This information I had from Fabian Philips, Esq. of the Inner-temple, who had good authority for the truth of it: I have forgot who it was.
The Lord Roscomon, being a boy of ten years of age at Caen in Normandy, one day was (as it were) madly extravagant in playing, leaping, getting over the table-boards, &c.
He was wont to be sober enough: they said, God grant this bodes no ill luck to him; in the heat of this extravagant fit, he cries out, my father is dead. A fortnight after news came from Ireland, that his father was dead. This account I had from Mr. Knolles, who was his governor, and then with him; since Secretary to the Earl of Stafford, and I have heard his Lordship’s relations confirm the same.
A very good friend of mine and old acquaintance, hath had frequent impulses; when he was a commoner at Trinity College, Oxford, he had several. When he rode towards the West one time in the stage coach, he told the company, " We shall certainly be robbed,” and they were so. When a brother of his, a merchant, died, he left him with other effects, a share of a ship, which was returning from Spain, and of which news was brought to the Exchange at London of her good condition; he had such an impulse upon his spirit, that he must needs sell his share, though to loss; and he did sell it. The ship came safe to Cornwall, (or Devon) and somewhere afterwards fell upon the rocks and sunk: not a man perished; but all the goods were lost except some parrots, which were brought for Queen Katherine.

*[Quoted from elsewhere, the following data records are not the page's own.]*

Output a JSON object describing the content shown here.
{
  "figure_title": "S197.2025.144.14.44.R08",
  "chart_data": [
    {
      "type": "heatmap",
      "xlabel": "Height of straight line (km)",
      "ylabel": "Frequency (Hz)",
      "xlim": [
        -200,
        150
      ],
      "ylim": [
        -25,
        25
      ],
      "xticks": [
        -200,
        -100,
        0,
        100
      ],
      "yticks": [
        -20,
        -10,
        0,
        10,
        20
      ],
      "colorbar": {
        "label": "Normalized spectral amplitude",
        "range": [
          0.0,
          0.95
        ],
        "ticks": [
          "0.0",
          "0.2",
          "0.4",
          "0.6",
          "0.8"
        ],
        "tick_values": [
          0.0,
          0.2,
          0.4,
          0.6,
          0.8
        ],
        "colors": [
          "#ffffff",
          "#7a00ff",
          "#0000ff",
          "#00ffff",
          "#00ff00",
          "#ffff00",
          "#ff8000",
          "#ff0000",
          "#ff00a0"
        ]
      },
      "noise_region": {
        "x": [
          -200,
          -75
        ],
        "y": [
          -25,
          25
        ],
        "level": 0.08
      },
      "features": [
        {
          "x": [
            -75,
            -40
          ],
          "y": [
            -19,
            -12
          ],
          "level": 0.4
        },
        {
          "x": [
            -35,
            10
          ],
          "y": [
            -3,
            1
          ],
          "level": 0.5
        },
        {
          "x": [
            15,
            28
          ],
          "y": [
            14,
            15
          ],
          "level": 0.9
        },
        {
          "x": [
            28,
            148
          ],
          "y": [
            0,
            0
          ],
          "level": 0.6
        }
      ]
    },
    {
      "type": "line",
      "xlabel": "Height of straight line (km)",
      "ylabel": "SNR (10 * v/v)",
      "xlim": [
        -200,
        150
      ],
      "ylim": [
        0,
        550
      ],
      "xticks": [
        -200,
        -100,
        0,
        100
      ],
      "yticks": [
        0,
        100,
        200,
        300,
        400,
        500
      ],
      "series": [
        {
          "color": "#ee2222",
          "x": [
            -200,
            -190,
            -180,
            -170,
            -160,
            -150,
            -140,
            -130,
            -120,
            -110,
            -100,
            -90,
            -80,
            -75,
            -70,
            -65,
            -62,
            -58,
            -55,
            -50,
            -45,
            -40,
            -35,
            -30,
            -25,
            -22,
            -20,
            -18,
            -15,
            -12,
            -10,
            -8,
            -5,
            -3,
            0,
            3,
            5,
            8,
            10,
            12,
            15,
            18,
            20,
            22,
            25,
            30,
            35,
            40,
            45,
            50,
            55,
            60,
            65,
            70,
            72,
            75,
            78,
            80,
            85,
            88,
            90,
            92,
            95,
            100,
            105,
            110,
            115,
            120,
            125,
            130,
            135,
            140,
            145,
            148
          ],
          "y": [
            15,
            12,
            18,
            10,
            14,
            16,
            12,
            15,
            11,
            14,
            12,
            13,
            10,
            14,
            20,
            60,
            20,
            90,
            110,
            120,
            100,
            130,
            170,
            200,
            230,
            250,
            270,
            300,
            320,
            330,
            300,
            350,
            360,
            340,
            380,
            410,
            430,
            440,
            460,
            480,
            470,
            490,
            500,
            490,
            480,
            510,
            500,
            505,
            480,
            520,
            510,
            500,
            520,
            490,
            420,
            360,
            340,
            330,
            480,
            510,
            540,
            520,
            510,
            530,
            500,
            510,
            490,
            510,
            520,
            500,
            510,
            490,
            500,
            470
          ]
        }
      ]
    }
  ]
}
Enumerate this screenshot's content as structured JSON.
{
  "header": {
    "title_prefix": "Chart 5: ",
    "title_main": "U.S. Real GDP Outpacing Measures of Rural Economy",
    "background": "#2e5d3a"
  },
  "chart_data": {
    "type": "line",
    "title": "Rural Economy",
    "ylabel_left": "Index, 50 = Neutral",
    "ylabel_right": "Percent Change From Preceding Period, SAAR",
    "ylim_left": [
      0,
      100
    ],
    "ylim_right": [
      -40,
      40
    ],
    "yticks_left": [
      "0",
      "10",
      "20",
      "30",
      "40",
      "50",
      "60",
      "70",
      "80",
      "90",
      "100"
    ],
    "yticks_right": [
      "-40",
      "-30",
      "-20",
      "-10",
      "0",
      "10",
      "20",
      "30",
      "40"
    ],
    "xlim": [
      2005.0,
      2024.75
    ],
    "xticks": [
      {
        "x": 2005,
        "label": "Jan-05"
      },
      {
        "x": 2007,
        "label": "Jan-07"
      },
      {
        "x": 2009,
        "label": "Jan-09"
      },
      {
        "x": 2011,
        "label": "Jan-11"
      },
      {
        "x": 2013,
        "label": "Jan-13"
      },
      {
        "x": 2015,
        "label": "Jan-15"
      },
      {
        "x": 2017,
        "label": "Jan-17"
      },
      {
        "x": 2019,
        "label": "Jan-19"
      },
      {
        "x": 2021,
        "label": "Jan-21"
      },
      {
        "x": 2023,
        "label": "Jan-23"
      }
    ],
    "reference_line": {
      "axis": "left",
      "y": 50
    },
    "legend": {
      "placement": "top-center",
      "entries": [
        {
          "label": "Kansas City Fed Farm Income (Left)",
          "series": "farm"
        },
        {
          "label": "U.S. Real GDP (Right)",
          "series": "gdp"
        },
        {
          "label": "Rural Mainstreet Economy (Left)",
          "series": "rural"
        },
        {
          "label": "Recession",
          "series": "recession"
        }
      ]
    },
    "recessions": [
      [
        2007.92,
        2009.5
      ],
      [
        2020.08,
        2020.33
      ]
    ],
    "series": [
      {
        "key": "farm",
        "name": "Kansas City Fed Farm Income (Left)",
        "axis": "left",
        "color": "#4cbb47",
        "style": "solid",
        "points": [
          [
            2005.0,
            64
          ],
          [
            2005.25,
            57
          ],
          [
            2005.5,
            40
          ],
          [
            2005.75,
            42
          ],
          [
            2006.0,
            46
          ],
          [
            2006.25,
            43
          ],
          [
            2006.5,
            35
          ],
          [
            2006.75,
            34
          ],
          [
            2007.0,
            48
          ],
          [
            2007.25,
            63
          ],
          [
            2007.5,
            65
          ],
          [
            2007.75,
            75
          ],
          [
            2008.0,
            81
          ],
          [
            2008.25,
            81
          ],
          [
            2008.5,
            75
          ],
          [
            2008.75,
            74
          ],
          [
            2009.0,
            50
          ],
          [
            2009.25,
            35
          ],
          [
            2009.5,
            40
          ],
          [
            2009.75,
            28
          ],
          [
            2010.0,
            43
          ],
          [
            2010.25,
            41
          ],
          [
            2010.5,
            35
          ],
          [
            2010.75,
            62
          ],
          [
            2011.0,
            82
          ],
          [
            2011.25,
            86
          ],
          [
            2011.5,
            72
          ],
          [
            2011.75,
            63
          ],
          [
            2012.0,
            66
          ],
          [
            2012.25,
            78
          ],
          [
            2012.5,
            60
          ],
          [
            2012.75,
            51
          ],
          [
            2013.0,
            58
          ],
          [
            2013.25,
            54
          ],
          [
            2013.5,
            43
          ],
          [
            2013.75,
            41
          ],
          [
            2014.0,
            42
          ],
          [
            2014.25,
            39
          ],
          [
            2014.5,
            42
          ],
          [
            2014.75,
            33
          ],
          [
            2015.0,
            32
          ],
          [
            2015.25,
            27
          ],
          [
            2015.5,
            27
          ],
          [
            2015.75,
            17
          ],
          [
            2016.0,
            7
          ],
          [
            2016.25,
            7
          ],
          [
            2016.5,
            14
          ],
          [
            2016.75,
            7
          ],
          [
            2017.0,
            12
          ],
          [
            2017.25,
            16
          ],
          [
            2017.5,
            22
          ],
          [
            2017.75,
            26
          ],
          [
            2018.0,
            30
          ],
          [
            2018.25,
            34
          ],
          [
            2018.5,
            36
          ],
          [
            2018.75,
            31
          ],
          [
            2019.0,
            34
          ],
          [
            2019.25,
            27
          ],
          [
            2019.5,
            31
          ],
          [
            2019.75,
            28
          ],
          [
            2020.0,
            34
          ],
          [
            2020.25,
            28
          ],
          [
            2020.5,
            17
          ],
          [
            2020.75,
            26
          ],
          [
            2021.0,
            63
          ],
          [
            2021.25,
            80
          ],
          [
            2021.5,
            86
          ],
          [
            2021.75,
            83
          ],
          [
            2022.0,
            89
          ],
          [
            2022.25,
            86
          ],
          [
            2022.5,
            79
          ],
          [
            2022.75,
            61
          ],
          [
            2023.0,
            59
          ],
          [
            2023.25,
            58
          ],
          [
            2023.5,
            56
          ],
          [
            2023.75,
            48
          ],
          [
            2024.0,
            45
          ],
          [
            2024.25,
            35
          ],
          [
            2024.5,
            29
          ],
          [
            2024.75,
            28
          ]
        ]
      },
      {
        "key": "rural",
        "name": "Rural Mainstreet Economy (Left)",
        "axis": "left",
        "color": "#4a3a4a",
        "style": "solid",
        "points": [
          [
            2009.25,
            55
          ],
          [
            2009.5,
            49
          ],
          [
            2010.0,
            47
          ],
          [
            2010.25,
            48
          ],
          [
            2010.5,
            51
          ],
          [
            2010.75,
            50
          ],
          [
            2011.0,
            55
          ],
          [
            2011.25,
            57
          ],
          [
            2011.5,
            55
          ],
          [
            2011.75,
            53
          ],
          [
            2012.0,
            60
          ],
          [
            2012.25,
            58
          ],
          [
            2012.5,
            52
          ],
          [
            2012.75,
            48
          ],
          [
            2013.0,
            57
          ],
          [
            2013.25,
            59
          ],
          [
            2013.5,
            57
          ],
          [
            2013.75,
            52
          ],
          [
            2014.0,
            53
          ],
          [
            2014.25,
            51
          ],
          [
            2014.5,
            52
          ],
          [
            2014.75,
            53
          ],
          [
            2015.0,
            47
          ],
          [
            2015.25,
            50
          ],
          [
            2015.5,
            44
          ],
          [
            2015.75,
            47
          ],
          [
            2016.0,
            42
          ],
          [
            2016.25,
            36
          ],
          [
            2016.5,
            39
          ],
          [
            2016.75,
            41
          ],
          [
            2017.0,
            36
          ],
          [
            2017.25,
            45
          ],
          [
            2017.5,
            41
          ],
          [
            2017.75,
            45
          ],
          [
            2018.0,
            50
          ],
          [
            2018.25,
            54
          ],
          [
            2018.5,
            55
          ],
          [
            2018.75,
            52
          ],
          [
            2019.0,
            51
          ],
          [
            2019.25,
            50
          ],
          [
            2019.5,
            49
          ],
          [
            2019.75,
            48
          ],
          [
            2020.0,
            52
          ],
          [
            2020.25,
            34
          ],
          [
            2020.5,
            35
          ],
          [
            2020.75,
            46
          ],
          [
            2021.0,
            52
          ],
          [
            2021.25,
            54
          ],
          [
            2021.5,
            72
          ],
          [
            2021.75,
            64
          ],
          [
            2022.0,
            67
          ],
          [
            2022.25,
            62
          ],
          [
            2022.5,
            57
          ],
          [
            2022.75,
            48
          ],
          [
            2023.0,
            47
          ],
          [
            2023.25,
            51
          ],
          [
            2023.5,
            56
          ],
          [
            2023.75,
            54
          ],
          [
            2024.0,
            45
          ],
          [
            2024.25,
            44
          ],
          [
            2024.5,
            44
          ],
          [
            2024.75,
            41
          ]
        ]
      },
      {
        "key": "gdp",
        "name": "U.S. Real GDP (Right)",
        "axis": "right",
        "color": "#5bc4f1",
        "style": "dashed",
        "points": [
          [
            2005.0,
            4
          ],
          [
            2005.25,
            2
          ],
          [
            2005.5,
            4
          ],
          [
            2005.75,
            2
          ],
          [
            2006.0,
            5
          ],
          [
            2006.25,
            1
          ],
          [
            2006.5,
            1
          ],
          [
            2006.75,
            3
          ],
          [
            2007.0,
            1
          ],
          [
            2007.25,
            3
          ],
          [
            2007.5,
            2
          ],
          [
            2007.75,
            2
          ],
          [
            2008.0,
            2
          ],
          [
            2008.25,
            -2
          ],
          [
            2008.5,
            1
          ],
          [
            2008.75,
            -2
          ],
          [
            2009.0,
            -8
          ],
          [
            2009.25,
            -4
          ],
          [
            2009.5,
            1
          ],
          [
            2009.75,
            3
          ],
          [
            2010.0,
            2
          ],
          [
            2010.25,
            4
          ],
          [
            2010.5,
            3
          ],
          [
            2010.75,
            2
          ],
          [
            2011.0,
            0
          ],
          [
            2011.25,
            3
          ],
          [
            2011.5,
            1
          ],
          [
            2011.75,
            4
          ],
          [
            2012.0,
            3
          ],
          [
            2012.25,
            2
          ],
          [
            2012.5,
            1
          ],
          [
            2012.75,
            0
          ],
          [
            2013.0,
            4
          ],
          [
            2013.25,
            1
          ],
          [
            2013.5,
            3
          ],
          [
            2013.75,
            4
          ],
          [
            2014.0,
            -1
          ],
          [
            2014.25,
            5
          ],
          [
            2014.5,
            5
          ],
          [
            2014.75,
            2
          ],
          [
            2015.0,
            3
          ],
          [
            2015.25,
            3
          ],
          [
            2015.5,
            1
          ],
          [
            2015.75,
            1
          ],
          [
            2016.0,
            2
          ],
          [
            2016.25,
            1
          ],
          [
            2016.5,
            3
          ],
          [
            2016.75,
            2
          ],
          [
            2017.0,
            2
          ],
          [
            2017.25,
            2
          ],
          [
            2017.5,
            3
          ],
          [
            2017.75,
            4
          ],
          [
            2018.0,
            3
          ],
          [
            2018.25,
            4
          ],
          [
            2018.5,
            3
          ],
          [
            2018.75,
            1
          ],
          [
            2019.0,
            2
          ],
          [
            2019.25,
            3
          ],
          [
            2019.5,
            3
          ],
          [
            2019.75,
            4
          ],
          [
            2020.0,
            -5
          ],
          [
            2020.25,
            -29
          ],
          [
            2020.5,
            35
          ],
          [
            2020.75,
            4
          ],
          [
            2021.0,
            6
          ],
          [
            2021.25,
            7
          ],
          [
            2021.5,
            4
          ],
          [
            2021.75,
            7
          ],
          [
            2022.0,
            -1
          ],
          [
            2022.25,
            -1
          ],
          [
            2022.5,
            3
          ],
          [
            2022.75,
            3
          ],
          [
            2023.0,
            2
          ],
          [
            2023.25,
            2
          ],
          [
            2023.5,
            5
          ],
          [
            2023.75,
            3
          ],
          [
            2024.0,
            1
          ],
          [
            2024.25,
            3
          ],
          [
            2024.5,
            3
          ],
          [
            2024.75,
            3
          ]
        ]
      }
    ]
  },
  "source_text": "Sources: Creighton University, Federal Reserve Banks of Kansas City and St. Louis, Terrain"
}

The good genius of Socrates is much remembered, which gave him warning. The Ethnick Genij are painted like our Angels; strong impulses are to be referred to them.
The learned Dr. John Pell, hath told me, that he did verily believe, that some of his solutions of difficult problems were not done “Sine Domino auxilio”.
Mr. J. N. a very understanding gentleman, and not superstitious, protested to me, that when he hath been over-persuaded by friends to act contrary to a strong impulse, that he never succeeded.
KNOCKINGS.
R. Baxter’s Certainty of the World of Spirits. “A gentleman, formerly seemingly pious, of late years hath fallen into the sin of drunkenness; and when he has been drunk, and slept himself sober, something knocks at his beds-head, as if one knocked on a wainscot; when they remove the bed, it follows him, besides loud noises on other parts where he is, that all the house heareth”.
" It poseth me to think what kind of spirit this is, that hath such a care of this man’s soul, (which makes me hope he will recover). Do good spirits dwell so near us ? or, are they sent on such messages ? or, is it his guardian Angel ? or, is it the soul of some dead friend, that suffereth and yet retaining love to him, as Dives did to his brethren, would have him saved ? God keepeth yet such things from us in the dark.”